It is normally left to the statistician’s
good sense to choose a data set relevant to the problem.
But the
recent expansion of statistics into the “data
mining” of huge “data warehouses”5 has forced consideration of how
to identify what is relevant in large and mainly uninformative heaps of data,
typically not collected with the current problem in mind. Cheng argues that a practical solution to the
problem, at least when opposing counsel have put forward differing clear
proposals on what the reference class should be, lies in modern “model selection”
methods which decide on the appropriate complexity of a model by a formula such
as the Akaike Information Criterion.6
This Essay argues that a simpler area of recent statistics, the theory
of feature selection methods, is more relevant.
Since they are more straightforward and do not require an understanding of
the issues concerning model complexity, they are explained first, in Part I of
this Essay. Part II discusses model
complexity and argues that Cheng’s approach is workable, but that
the statistical literature provides some equally credible alternative approaches.
I. Feature Selection Methods
The
methods most applicable to problems like those in the legal context, such as
real estate valuation, fall under the heading of “feature
selection,” also known as “variable selection”
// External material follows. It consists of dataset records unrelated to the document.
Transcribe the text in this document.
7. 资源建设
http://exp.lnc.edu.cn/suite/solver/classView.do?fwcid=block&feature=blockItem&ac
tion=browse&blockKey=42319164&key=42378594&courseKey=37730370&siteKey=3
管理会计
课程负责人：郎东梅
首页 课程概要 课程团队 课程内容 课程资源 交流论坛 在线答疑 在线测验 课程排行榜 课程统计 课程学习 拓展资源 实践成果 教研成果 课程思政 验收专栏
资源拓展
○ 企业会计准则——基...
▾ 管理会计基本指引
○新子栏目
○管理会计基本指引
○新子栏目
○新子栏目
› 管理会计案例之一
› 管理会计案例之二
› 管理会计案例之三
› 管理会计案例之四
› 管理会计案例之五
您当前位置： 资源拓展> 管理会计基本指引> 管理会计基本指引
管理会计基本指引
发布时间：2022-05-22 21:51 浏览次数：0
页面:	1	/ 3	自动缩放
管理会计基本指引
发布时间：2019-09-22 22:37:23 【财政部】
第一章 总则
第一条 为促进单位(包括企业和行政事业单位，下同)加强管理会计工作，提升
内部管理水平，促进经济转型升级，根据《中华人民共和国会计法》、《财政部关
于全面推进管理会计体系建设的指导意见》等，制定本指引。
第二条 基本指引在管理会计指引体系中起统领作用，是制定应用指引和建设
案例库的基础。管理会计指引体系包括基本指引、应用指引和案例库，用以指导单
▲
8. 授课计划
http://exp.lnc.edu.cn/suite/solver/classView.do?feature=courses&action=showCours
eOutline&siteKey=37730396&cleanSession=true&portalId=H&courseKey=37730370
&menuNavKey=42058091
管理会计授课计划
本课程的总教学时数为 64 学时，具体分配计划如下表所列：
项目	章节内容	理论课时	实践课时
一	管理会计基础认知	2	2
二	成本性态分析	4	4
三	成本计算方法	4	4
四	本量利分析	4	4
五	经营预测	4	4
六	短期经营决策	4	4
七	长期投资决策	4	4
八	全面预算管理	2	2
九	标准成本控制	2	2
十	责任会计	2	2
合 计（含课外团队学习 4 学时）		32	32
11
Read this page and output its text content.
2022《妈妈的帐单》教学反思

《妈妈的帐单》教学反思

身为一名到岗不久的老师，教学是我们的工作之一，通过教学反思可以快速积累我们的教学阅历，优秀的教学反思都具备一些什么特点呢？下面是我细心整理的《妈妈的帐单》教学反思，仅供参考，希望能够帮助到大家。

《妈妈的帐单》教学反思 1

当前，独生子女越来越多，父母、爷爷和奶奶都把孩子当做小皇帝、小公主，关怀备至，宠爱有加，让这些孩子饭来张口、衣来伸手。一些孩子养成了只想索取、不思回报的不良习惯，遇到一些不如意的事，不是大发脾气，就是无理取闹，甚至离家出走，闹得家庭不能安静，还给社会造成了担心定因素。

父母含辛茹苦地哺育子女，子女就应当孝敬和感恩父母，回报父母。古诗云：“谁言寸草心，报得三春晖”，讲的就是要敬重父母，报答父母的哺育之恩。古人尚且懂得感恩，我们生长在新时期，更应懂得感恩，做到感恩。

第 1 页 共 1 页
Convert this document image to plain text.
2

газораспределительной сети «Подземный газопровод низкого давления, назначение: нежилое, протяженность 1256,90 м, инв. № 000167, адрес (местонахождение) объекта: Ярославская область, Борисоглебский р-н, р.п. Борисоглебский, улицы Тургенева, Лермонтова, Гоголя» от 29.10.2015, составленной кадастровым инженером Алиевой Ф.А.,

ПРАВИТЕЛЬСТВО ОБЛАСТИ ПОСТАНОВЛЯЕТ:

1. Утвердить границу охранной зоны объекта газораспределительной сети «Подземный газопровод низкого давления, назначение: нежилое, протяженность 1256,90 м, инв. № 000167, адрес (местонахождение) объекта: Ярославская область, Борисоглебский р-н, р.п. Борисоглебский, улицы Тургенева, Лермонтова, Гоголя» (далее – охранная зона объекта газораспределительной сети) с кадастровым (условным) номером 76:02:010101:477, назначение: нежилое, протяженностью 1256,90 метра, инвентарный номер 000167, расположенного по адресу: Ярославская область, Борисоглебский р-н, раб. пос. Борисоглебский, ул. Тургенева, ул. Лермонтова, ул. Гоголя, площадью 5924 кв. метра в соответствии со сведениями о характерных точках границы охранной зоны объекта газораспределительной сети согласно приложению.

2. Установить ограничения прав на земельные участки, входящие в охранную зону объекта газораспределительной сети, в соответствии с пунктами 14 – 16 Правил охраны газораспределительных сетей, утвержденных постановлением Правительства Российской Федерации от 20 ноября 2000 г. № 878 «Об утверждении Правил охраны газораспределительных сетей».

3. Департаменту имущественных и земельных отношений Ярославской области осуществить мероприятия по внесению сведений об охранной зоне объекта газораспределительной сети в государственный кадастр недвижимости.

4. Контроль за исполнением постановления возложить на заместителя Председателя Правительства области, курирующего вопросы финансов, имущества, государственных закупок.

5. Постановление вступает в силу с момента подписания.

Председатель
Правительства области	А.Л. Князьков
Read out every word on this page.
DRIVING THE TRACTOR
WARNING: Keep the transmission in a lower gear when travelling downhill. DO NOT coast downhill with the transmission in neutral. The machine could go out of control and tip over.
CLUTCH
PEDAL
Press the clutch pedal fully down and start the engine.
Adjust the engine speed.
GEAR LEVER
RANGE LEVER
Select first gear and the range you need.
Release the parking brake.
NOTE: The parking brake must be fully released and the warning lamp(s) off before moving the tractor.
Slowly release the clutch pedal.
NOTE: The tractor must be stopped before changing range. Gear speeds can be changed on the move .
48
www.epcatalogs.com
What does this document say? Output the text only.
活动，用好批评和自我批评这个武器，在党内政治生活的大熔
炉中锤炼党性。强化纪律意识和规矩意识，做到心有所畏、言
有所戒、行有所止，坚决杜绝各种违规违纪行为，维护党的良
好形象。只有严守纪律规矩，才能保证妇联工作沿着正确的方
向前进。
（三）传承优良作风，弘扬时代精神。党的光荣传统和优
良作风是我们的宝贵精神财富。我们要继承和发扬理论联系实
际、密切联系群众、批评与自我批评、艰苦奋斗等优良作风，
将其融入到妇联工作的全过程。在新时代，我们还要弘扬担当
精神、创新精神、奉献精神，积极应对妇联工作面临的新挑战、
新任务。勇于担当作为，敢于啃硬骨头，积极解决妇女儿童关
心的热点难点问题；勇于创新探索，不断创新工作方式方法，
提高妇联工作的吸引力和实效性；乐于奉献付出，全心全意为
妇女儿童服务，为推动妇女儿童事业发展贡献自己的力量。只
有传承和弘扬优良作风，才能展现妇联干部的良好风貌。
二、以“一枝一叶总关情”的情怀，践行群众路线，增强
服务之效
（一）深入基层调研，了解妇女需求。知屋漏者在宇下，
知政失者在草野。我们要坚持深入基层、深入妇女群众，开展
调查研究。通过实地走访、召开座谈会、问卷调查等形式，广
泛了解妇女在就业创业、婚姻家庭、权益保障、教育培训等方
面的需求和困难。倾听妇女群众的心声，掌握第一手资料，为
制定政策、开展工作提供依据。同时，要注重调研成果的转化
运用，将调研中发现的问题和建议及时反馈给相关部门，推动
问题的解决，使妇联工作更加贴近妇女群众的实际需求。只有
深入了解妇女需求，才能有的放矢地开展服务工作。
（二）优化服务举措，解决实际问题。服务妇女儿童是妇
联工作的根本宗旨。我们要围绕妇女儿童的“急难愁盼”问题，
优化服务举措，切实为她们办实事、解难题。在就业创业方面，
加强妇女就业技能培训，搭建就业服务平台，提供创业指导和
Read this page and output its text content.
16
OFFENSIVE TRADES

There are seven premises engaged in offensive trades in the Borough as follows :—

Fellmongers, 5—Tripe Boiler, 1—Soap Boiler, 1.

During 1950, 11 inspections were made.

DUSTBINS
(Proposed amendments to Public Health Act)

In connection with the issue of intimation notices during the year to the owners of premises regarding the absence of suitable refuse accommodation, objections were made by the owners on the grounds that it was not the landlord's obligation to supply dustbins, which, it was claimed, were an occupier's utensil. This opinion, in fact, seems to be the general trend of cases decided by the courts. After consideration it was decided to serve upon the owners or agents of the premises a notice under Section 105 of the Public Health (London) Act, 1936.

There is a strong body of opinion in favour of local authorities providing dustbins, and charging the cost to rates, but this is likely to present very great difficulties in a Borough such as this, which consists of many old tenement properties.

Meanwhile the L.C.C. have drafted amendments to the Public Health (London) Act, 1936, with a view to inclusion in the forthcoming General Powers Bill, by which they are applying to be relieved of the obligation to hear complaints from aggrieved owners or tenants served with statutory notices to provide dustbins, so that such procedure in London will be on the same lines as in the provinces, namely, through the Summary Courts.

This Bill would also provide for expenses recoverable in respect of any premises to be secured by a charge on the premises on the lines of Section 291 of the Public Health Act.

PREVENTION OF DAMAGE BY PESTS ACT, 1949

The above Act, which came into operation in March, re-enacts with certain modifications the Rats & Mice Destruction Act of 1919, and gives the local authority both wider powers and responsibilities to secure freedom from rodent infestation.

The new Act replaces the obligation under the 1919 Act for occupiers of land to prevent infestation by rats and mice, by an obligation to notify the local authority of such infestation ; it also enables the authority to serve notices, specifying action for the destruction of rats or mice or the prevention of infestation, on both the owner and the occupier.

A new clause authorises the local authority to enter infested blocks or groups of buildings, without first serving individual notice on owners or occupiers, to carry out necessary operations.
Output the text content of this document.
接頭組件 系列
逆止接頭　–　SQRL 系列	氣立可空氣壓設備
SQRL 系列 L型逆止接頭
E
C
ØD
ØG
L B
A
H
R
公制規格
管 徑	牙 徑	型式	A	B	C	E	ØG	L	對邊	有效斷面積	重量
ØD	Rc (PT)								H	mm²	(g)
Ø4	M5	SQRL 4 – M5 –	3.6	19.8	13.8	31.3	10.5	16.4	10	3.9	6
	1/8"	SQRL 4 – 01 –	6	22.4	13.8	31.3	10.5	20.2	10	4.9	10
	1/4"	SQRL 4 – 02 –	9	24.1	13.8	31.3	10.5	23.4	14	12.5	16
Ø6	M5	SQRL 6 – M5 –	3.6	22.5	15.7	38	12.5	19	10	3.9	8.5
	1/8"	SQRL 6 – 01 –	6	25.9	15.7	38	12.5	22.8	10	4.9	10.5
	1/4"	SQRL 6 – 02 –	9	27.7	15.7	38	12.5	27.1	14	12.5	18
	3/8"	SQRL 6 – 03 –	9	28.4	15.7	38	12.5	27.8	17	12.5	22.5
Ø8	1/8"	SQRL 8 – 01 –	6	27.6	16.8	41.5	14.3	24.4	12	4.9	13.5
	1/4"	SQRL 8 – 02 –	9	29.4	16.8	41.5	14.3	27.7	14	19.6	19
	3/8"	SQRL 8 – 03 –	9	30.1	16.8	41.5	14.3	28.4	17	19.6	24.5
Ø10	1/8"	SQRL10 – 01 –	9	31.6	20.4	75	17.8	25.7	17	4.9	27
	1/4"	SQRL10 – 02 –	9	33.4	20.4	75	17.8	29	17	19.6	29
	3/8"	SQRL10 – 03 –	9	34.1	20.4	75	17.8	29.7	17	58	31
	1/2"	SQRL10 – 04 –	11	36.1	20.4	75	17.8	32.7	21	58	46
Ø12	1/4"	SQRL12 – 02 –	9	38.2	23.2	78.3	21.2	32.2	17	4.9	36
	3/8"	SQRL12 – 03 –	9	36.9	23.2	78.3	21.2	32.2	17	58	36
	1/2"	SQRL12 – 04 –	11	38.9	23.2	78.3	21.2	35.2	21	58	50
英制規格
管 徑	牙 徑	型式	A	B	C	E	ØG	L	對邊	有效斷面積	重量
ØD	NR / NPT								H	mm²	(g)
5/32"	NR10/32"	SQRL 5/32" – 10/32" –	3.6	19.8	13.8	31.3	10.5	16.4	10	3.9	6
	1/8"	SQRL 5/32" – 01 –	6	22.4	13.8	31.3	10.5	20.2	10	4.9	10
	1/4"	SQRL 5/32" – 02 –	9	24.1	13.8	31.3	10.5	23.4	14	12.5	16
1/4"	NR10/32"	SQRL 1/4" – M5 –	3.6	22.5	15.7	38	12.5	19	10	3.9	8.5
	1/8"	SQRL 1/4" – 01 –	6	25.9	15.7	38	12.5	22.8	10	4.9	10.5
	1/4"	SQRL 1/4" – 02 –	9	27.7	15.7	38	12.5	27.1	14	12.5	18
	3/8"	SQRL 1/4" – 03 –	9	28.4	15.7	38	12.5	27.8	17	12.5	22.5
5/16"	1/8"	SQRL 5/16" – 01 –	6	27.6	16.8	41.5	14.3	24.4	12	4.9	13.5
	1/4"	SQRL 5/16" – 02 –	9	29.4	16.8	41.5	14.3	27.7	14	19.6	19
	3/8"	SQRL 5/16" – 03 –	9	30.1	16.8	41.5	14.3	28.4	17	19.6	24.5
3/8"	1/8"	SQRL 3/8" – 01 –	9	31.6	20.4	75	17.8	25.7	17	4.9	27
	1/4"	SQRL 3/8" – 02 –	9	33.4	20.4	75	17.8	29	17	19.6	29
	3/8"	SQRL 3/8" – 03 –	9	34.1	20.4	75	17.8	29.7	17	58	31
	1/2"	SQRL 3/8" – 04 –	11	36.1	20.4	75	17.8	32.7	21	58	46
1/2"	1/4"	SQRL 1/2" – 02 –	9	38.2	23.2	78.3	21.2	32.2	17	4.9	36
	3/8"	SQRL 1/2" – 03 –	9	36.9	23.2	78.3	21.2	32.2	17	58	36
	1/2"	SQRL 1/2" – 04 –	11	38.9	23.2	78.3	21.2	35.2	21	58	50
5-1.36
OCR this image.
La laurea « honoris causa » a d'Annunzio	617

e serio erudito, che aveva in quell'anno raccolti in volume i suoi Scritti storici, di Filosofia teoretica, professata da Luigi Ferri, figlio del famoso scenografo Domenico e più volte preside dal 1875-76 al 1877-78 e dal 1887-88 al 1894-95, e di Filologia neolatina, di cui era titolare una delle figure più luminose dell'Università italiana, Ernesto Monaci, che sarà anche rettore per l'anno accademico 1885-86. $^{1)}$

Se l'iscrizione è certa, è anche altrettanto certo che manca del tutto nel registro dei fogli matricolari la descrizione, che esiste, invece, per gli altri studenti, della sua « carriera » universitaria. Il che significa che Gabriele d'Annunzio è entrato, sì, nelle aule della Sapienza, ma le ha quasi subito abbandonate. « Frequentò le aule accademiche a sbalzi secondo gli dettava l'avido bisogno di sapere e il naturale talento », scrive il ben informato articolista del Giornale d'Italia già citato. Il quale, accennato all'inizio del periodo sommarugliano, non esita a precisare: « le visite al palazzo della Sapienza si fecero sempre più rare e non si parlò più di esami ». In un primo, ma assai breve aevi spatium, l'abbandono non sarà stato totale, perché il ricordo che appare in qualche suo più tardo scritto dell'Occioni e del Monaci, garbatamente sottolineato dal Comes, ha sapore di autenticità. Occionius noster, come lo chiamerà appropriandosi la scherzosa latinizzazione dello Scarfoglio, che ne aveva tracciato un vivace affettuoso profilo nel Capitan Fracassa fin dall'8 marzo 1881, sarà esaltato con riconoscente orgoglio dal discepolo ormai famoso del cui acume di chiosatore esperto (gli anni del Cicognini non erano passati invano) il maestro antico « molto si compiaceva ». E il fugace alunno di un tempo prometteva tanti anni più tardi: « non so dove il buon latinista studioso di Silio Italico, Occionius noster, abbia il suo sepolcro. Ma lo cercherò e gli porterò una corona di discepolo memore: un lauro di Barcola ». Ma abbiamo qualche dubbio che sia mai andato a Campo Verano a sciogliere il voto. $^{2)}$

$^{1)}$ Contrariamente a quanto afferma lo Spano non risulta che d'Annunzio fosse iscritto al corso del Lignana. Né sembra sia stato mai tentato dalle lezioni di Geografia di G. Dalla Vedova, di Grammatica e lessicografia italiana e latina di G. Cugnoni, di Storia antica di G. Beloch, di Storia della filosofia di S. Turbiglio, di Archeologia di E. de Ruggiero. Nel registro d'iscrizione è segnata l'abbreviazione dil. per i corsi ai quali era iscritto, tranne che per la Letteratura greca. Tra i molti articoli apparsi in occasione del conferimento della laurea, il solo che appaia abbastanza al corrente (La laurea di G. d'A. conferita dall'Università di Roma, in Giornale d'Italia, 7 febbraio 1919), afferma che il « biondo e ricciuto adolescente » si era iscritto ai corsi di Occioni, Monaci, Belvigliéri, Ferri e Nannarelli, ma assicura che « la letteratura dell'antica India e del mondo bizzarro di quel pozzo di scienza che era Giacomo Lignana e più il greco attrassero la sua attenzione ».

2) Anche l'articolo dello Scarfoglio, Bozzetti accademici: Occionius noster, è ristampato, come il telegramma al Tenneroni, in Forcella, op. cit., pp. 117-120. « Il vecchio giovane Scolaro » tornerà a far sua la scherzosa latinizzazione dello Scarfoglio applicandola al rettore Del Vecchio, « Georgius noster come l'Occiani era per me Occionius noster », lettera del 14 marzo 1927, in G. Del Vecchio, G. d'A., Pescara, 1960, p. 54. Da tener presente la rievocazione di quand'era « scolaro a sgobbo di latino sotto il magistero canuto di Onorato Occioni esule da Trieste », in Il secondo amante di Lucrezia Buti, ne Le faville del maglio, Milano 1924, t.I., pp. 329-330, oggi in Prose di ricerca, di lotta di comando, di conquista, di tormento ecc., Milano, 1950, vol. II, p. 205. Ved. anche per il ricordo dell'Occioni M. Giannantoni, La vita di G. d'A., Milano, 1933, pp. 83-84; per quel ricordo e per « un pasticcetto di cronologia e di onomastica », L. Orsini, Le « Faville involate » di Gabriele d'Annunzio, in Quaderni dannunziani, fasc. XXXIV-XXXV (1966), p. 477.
or “attribute selection.”7 A
database is organized into many rows (the cases) and columns (the fields,
attributes, properties, or features of the cases), as in the following
schematic example:
|
ID |
Address |
Age (yrs) |
Bedrooms |
Area (sq ft) |
Suburb median |
Air conditioning? |
. . . |
|
1 |
1129 South |
12 |
4 |
9000 |
$1.2M |
Y |
|
|
2 |
52 Central Ave, |
40 |
2 |
4703 |
$440,000 |
N |
|
|
3 |
1 Liberty Ave, Springfield |
5 |
3 |
4550 |
$660,000 |
Y |
|
| . . . |
Table 1: Sample Real Estate Database
In general, one should imagine many more
cases (rows): hundreds for real estate
but millions for many kinds of health and gene data and financial records, and
possibly thousands of features (columns).
In such large cases, the great majority of features are expected to be
irrelevant to the task of prediction.
For example, not every feature or measurement in a gene database will be
helpful in predicting cancer, and most features of financial records will be
irrelevant to determining creditworthiness.
The more features in a database, the harder it is to evaluate each
feature’s relevance.
The aim
of feature selection methods is to determine from large amounts of data which
of the many properties or features of the individual cases are relevant to a
given classification or prediction task.
For example, of the many features of houses in a real estate database—house size, lot size, number of bathrooms, street
number, age, zip code, etc.—which are relevant to predicting
the price?
One major
purpose of identifying relevant features is to prevent the computations from
becoming unfeasible, since computing with all the data, most of which is
irrelevant, would be impossible for databases of the size typically used. But identifying the relevant features is also
an aim in itself, since it will enable researchers to understand the data and
form hypotheses as to what features are driving the system. These features could then either be
classified as a symptom or identified as a cause and possibly changed.8
For the
present purpose, however, the main significance of feature selection is that it
largely solves the reference class problem.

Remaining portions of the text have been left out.